Mono looked up at him quietly. "... What... What about home...?"

Jack's smile twitched, but didn't shrink nor grow. "You'll be living alone; the house is yours. As for food, you will need to visit Rinys and Harold's inn and kitchen, just down the road. They are nice people, and they will keep you fed until you are old enough to be employed. Otherwise... Do as you will, mademoiselle. Now, I must prepare for the day that wonderful man comes. Au revoir, mademoiselle."

Click.

He closed the door behind him, leaving Mono alone. The little girl pried her eye away from the exit, staring at her new home.

Her first impression of Grimmore wasn't entirely good. The town was dark and dreary, with the stench of the poisonous Great Swamp just outside the gates. Her home reflected that; drab, grey, gloomy. She walked deeper into the dark abode, half-heartedly exploring her residence. She found the kitchen rather easily. When she stepped inside, a large rat scurried away, slipping into a hole in the counter. Mono felt ill.

The living room was the next one she found. Setting down her bag - filled with only necessities that Jack had given her; toothbrush, toothpaste, soap, clothes, and a hairbrush - she looked at the sofa. The cushions didn't smell very good, and stuffing almost seemed to spill out from the seams.

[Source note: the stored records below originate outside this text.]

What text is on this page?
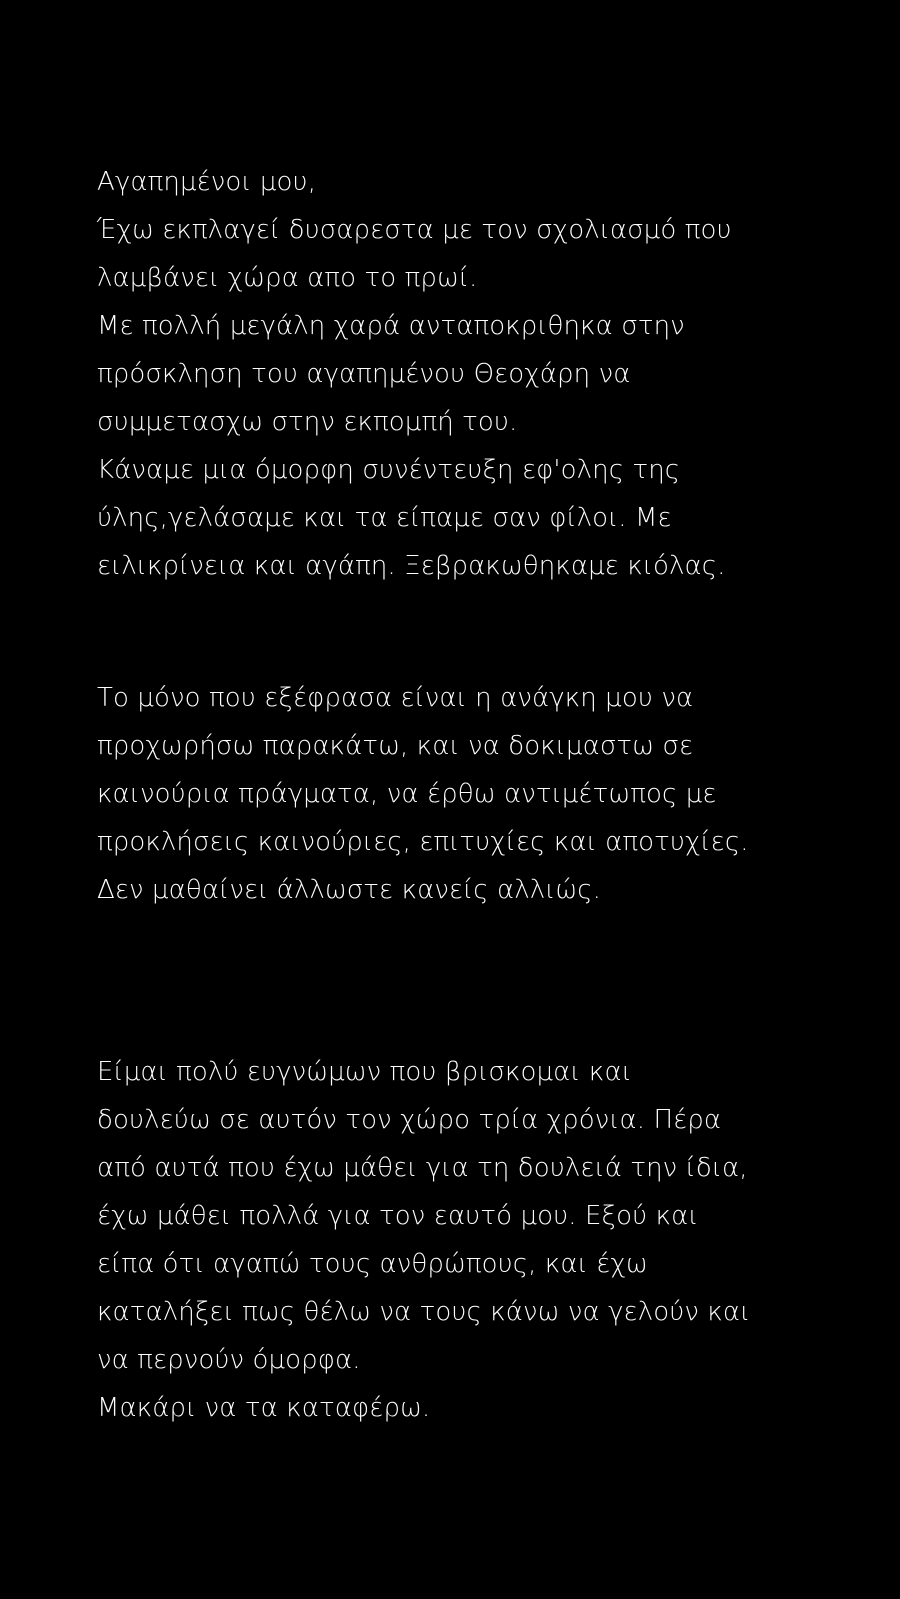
Αγαπημένοι μου,

Έχω εκπλαγεί δυσαρεστα με τον σχολιασμό που

λαμβάνει χώρα απο το πρωί.

Με πολλή μεγάλη χαρά ανταποκριθηκα στην

πρόσκληση του αγαπημένου Θεοχάρη να

συμμετασχω στην εκπομπή του.

Κάναμε μια όμορφη συνέντευξη εφ'ολης της

ύλης,γελάσαμε και τα είπαμε σαν φίλοι. Με

ειλικρίνεια και αγάπη. Ξεβρακωθηκαμε κιόλας.

Το μόνο που εξέφρασα είναι η ανάγκη μου να

προχωρήσω παρακάτω, και να δοκιμαστω σε

καινούρια πράγματα, να έρθω αντιμέτωπος με

προκλήσεις καινούριες, επιτυχίες και αποτυχίες.

Δεν μαθαίνει άλλωστε κανείς αλλιώς.

Είμαι πολύ ευγνώμων που βρισκομαι και

δουλεύω σε αυτόν τον χώρο τρία χρόνια. Πέρα

από αυτά που έχω μάθει για τη δουλειά την ίδια,

έχω μάθει πολλά για τον εαυτό μου. Εξού και

είπα ότι αγαπώ τους ανθρώπους, και έχω

καταλήξει πως θέλω να τους κάνω να γελούν και

να περνούν όμορφα.

Μακάρι να τα καταφέρω.
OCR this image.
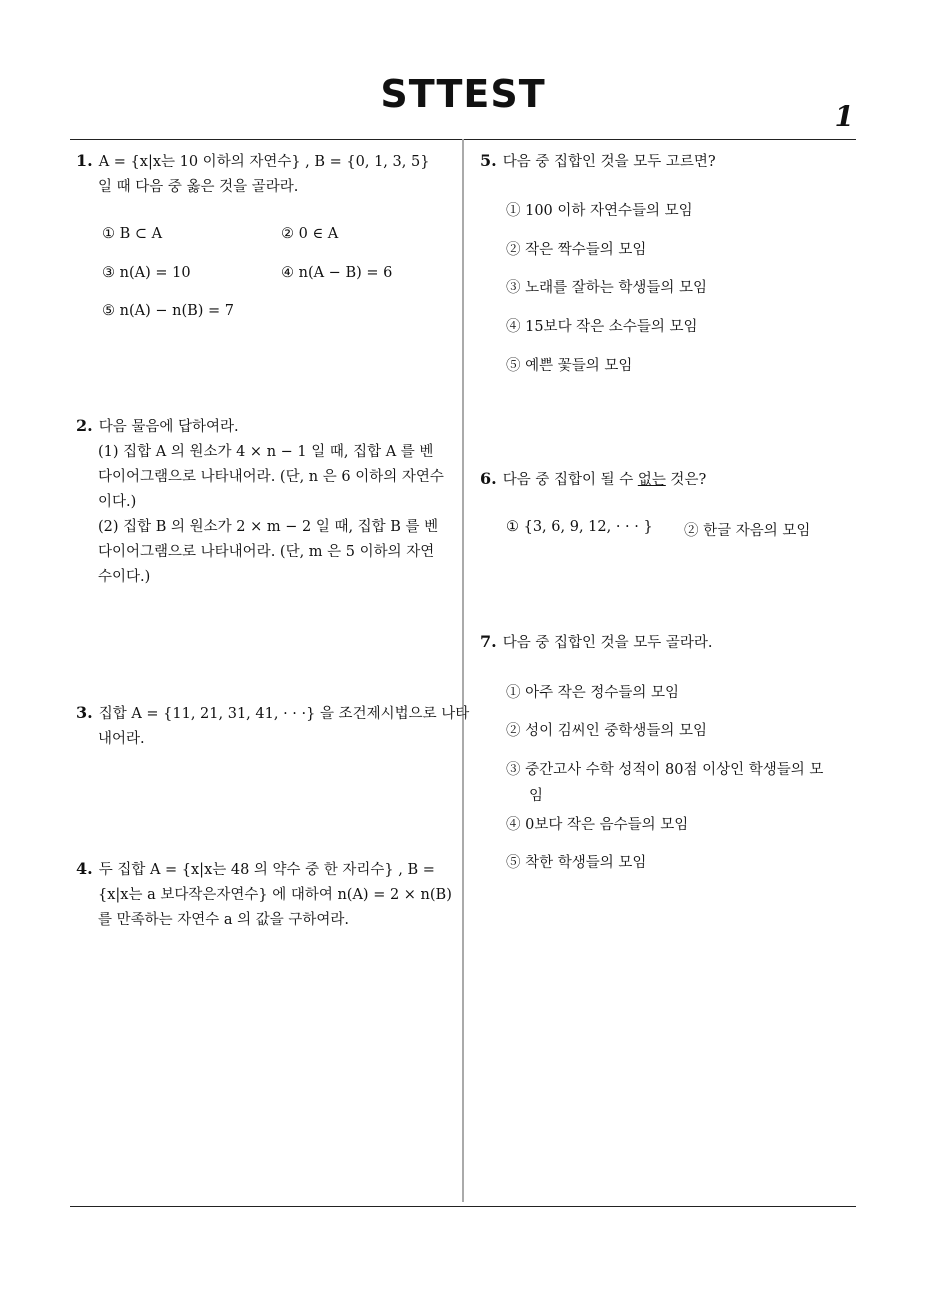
STTEST
1
1. A = {x|x는 10 이하의 자연수} , B = {0, 1, 3, 5}
일 때 다음 중 옳은 것을 골라라.
① B ⊂ A	② 0 ∈ A
③ n(A) = 10	④ n(A − B) = 6
⑤ n(A) − n(B) = 7
2. 다음 물음에 답하여라.
(1) 집합 A 의 원소가 4 × n − 1 일 때, 집합 A 를 벤
다이어그램으로 나타내어라. (단, n 은 6 이하의 자연수
이다.)
(2) 집합 B 의 원소가 2 × m − 2 일 때, 집합 B 를 벤
다이어그램으로 나타내어라. (단, m 은 5 이하의 자연
수이다.)
3. 집합 A = {11, 21, 31, 41, · · ·} 을 조건제시법으로 나타
내어라.
4. 두 집합 A = {x|x는 48 의 약수 중 한 자리수} , B =
{x|x는 a 보다작은자연수} 에 대하여 n(A) = 2 × n(B)
를 만족하는 자연수 a 의 값을 구하여라.
5. 다음 중 집합인 것을 모두 고르면?
① 100 이하 자연수들의 모임
② 작은 짝수들의 모임
③ 노래를 잘하는 학생들의 모임
④ 15보다 작은 소수들의 모임
⑤ 예쁜 꽃들의 모임
6. 다음 중 집합이 될 수 없는 것은?
① {3, 6, 9, 12, · · · } ② 한글 자음의 모임
7. 다음 중 집합인 것을 모두 골라라.
① 아주 작은 정수들의 모임
② 성이 김씨인 중학생들의 모임
③ 중간고사 수학 성적이 80점 이상인 학생들의 모
임
④ 0보다 작은 음수들의 모임
⑤ 착한 학생들의 모임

Up the creaky steps that sounded like they would break away under her weight at any moment, she found her bathroom and bedroom, both connected. The bathroom was filthy; the mirror was greasy and opaque, and the chamber pot was rusty and dusty - but thankfully, empty. Her bedroom wasn't much better than the rest of her house. At the very least, she had a complete bed. Even if springs poked out from the mattress, and if her walls had mold growing on them.

She sat down on the mattress, a cockroach, scrambling from one of the holes that led inside. She didn't flinch. She just reflected.

Reaching Grimmore should have taken longer than it did. But it had only taken a couple weeks. Jack had said he knew a shortcut, but Mono had no idea what he meant. Even if they had walked in a straight line from the Wilds to the Great Swamp, it would take over a month to reach their destination.

Jack was strange. Mono sighed, laying back on her bed. She didn't want to think too much of it. The memories of her wasted village and Blair still burned fresh in her memories. Everything she had known, destroyed in an instant.

Would Grimmore be the same? Would she still make no friends here? According to Jack, Grimmore never received travellers. This deep within the Great Swamp, it was hidden from the world. And even then, no one in their right mind would aimlessly wander a poisonous swamp with no goal in mind.

Only time would tell.

Time.

When Mono thought of the word, she felt miserable. Time had done nothing but ruin everything for her. She rolled onto her side, tucking and folding the flat and dirty pillow under her head. She wasn't hungry; there would be no reason to go back outside to find wherever Rinys and Harold's inn was. She didn't want to go outside.

Closing her eye, she struggled to fall asleep. Not only because she occasionally had to swat at the cockroaches that crawled across her legs, but because her mind couldn't relax. She was filled with suspense, with fear. In the back of her mind, she knew deep down that she wouldn't find happiness here, either.